Appointment of New Directors and Re-election of Incumbent Directors

The Governance and Nomination Committee is responsible for identifying, selecting and recommending the appointment of new directors to the Board. Appointments will be made having regard to a number of criteria including identified skills and experience. Where necessary, the services of external consultants will be engaged. Information relating to the appointment of a potential new director will be communicated to shareholders to assist them in their decision whether to elect the nominee at the relevant Annual General Meeting.

Any person invited to join the Board will enter into an appointment agreement setting out the Director’s duties, rights, responsibilities and the terms and conditions associated with that appointment. All new Directors appointed to the Board will undertake an induction program co-ordinated by the Company Secretary.

Process for Re-election of Incumbent Directors

Before each Annual General Meeting, the Chairman will determine those Directors who are required to retire by rotation, in accordance with the Company's Constitution. Retiring Directors who are seeking re-election are subject to a performance appraisal overseen by the Governance and Nomination Committee and reappointment is not automatic.

Following that appraisal, the Board, on the recommendation of the Governance and Nomination Committee, makes a determination as to whether it will endorse a retiring Director for re-election. The Board will not endorse a Director for re-election if his or her performance is not considered satisfactory. The Board will advise shareholders in the Notice of Meeting whether or not re-election is supported.

Remuneration Committee

Composition

The Chairman and members of the Remuneration Committee are shown in the table above. The Board will ensure that an independent Director who is not the Chairman of the Board remains Chairman of the Committee. The Managing Director/Chief Executive is an ex-officio attendee of the Remuneration Committee and invited to attend meetings at the request of the Committee members.
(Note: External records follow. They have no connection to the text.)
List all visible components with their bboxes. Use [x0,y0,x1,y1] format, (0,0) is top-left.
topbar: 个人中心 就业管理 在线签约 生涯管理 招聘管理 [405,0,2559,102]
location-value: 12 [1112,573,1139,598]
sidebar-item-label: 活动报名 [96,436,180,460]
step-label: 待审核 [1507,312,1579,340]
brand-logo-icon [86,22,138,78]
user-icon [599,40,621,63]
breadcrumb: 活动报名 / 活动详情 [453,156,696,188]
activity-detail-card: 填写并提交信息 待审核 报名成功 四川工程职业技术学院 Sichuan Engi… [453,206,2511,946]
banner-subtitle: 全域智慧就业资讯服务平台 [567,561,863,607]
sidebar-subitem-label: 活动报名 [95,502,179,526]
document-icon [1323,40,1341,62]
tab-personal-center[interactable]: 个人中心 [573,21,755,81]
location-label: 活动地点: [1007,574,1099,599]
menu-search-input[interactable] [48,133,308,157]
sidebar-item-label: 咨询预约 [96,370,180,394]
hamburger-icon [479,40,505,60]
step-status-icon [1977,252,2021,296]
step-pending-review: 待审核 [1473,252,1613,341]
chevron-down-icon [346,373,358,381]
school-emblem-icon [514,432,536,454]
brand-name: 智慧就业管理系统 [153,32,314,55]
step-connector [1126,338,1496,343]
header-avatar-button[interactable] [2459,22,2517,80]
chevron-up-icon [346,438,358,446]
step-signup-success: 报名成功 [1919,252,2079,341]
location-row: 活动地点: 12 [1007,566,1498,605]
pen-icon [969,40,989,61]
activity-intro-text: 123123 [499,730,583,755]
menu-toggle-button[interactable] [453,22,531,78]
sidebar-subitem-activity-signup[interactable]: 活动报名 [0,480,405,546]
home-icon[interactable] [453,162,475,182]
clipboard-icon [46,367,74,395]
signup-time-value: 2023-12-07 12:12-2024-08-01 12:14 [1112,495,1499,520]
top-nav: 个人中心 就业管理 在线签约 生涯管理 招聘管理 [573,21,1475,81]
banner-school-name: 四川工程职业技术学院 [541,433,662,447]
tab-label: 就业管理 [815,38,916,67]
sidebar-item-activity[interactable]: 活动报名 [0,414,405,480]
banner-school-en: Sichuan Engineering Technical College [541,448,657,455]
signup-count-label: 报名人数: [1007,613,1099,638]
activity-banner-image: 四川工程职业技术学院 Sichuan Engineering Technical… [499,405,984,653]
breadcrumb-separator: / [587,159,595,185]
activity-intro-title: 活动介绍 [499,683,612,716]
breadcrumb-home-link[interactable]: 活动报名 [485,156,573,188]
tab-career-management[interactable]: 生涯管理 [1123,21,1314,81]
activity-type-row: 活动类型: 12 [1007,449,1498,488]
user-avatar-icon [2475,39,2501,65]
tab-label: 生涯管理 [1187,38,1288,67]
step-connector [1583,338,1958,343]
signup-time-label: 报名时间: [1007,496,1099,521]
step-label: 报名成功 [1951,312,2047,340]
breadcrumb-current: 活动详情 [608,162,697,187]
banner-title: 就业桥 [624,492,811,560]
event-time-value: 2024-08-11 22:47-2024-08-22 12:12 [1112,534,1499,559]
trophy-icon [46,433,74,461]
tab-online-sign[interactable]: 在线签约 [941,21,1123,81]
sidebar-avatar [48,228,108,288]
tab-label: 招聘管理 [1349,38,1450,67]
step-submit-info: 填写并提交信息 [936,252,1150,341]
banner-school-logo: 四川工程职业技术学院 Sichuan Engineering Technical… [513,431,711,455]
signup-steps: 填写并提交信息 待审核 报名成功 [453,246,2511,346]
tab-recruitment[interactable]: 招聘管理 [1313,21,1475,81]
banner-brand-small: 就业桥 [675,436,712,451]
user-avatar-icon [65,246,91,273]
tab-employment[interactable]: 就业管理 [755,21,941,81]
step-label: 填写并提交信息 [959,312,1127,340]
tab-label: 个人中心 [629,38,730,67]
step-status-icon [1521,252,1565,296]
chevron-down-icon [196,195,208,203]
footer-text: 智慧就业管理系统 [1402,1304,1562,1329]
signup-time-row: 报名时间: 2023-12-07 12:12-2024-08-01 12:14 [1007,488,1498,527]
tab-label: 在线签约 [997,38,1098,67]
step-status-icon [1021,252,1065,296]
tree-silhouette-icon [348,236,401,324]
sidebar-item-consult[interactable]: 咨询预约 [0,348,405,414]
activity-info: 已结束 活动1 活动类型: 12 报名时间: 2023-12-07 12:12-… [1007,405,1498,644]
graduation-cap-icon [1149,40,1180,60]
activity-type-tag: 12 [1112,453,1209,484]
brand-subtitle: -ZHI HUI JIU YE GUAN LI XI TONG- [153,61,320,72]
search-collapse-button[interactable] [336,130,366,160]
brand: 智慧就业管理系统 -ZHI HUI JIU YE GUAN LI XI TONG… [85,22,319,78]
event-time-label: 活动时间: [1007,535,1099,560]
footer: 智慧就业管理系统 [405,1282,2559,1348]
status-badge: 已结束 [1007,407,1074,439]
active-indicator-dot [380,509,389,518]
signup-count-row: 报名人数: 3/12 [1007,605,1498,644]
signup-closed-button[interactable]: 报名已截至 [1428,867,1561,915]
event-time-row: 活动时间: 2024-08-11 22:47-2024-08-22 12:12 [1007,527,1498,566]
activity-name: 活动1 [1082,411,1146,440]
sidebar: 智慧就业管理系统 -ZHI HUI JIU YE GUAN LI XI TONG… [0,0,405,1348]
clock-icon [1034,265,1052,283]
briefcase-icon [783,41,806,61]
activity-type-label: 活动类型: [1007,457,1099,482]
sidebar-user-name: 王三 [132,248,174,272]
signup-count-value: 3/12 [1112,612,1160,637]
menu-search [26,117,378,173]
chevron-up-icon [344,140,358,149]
The Board will ensure that the Committee will have a minimum of three Non-executive Director members and have no more than six members, the majority of whom are independent Directors.

Responsibilities

The Remuneration Committee will assist the Board in its oversight responsibilities by monitoring and advising on:

  • Non-executive Director remuneration;
  • Managing Director/Chief Executive performance review, remuneration, short term and long term incentives;
  • Executive remuneration and allocations of short term and long term incentives;
  • Employee equity plans;
  • Executive recruitment, retention, termination policies and succession planning;
  • Remuneration disclosure; and
  • Risk management and controls regarding remuneration.